Blur didn’t enforce full royalties when it launched its digital collectibles in November. It also did not charge creators a fee for secondary sales. It left it up to the buyers whether they wanted to respect an artist’s policy on royalties. After a while, the company changed course and increased royalties by 0.5%.
Blur now says that NFT creators can request the full royalties if they want, as long as they do not allow their collections to be collected on OpenSea. Users will need to choose this option as it is not a standard setting.
“Our preference is that creators should be able to earn royalties on all marketplaces that they whitelist, rather than being forced to choose,” Blur was said.
Blur claims it’s the NFT platform for professionals and that it ranks higher than others because it is faster than other NFT platforms and uses 20% less gas than Gem (OpenSea NFT).
Blur’s goal is to challenge OpenSea in the NFT market. Oskari Tempakka, Token Terminal’s CEO told Blockworks the platform has a user interface that is very appealing to NFT traders. It also offers fewer features.
OpenSea required new collections late last year to stop Blur receiving enforced royalty payments. Blur created a Seaport marketplace to get around this blocklist. All creators could then receive their full royalty on both platforms.

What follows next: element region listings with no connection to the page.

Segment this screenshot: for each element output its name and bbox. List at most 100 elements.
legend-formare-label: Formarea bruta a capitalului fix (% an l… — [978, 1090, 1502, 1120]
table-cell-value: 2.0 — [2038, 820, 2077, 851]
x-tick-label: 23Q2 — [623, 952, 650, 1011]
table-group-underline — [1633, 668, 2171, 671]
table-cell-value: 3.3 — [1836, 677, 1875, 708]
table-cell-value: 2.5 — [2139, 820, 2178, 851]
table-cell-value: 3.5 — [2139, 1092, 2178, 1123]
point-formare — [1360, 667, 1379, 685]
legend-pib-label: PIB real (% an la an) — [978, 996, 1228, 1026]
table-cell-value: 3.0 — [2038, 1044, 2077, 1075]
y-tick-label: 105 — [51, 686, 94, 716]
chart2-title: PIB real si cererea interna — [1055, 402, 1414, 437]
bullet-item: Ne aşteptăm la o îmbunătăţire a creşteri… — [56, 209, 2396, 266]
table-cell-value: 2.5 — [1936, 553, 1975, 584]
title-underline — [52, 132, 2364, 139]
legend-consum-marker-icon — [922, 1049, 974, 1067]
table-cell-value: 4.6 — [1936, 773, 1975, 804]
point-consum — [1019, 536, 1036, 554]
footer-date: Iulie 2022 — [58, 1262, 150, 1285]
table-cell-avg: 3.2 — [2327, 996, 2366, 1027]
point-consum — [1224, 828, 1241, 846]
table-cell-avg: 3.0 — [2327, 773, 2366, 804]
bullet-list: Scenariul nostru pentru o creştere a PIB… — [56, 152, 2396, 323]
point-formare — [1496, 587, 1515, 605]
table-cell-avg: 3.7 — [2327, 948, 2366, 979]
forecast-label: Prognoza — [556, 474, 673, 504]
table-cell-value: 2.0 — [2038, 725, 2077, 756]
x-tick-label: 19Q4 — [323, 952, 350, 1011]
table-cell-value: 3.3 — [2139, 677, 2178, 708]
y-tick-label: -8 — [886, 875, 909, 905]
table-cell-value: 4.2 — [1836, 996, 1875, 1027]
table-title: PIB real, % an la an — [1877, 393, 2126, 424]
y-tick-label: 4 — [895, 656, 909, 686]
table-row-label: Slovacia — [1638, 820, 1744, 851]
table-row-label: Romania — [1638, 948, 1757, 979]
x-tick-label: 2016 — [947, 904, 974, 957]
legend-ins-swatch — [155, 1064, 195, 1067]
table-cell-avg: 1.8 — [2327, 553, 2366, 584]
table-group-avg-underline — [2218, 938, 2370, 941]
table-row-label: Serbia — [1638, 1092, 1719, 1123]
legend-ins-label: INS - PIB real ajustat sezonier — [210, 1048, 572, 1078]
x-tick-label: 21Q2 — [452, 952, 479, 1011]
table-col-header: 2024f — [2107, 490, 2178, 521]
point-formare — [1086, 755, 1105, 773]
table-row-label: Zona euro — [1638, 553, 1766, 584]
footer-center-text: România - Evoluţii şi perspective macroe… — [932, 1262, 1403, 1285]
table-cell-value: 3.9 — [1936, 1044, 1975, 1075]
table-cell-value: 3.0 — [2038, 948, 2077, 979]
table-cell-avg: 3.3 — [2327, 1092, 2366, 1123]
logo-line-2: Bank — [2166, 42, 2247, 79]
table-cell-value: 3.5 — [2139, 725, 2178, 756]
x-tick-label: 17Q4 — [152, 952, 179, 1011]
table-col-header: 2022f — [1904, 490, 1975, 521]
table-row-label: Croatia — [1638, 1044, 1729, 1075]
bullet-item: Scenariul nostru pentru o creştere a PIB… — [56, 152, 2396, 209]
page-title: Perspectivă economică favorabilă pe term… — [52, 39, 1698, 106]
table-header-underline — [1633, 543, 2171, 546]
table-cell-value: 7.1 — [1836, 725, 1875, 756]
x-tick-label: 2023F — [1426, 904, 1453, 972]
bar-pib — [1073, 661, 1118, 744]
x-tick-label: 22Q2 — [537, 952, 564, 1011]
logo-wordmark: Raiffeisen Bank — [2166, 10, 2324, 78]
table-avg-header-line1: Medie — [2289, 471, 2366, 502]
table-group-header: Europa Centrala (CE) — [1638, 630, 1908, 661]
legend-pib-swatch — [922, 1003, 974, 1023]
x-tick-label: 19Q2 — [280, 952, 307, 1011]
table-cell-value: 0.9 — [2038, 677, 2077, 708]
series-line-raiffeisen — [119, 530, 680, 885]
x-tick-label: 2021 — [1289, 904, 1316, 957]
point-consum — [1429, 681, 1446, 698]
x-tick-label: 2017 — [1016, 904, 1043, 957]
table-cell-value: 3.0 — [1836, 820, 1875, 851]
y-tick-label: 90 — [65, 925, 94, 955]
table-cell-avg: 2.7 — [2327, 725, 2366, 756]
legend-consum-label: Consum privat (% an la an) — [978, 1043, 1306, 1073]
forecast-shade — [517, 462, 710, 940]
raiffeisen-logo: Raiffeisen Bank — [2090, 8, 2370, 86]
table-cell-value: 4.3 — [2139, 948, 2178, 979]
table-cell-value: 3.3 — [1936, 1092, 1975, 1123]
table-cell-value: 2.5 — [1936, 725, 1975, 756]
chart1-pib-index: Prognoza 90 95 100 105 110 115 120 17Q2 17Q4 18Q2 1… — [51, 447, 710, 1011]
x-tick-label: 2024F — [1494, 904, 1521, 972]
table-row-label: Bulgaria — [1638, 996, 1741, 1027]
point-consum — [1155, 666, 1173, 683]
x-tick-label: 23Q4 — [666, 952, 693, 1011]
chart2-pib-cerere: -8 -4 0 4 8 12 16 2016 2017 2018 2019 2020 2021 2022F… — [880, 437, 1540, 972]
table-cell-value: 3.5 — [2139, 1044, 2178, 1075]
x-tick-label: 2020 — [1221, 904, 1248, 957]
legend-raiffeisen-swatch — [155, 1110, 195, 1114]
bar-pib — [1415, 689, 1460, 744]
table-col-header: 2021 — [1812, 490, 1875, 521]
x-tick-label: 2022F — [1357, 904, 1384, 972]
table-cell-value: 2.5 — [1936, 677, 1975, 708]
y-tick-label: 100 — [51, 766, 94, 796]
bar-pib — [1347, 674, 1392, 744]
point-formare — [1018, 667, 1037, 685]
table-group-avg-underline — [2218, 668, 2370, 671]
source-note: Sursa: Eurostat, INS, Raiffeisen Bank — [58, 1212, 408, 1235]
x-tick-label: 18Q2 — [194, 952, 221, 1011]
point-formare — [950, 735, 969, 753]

OpenSea then announced in November that collections seeking enforced royalties should block marketplaces who don’t honor them fully.
OpenSea did not respond to Blockworks’ requests for comments by the time of publication.
Blur stated in its blog post that OpenSea gains from Blur being blocked by creators.
“OpenSea has primarily cited Blur’s policy on old collections without filters as the reason for why Blur should still be filtered by new collections,” It was said. “Their proposed solution, however, has serious flaws, which is why Blur has taken a different approach that has a better chance of solving the issue for good.”
BLUR was the NFT platform’s governance token and it has been airdropped on the users of the platform. According to CoinGecko, the tokens have already generated over $1 billion worth of trading volume.
DappRadar places Blur, in terms of NFT trade volumes, ahead of X2Y2 which has been running for a much longer time and is closing on LooksRare.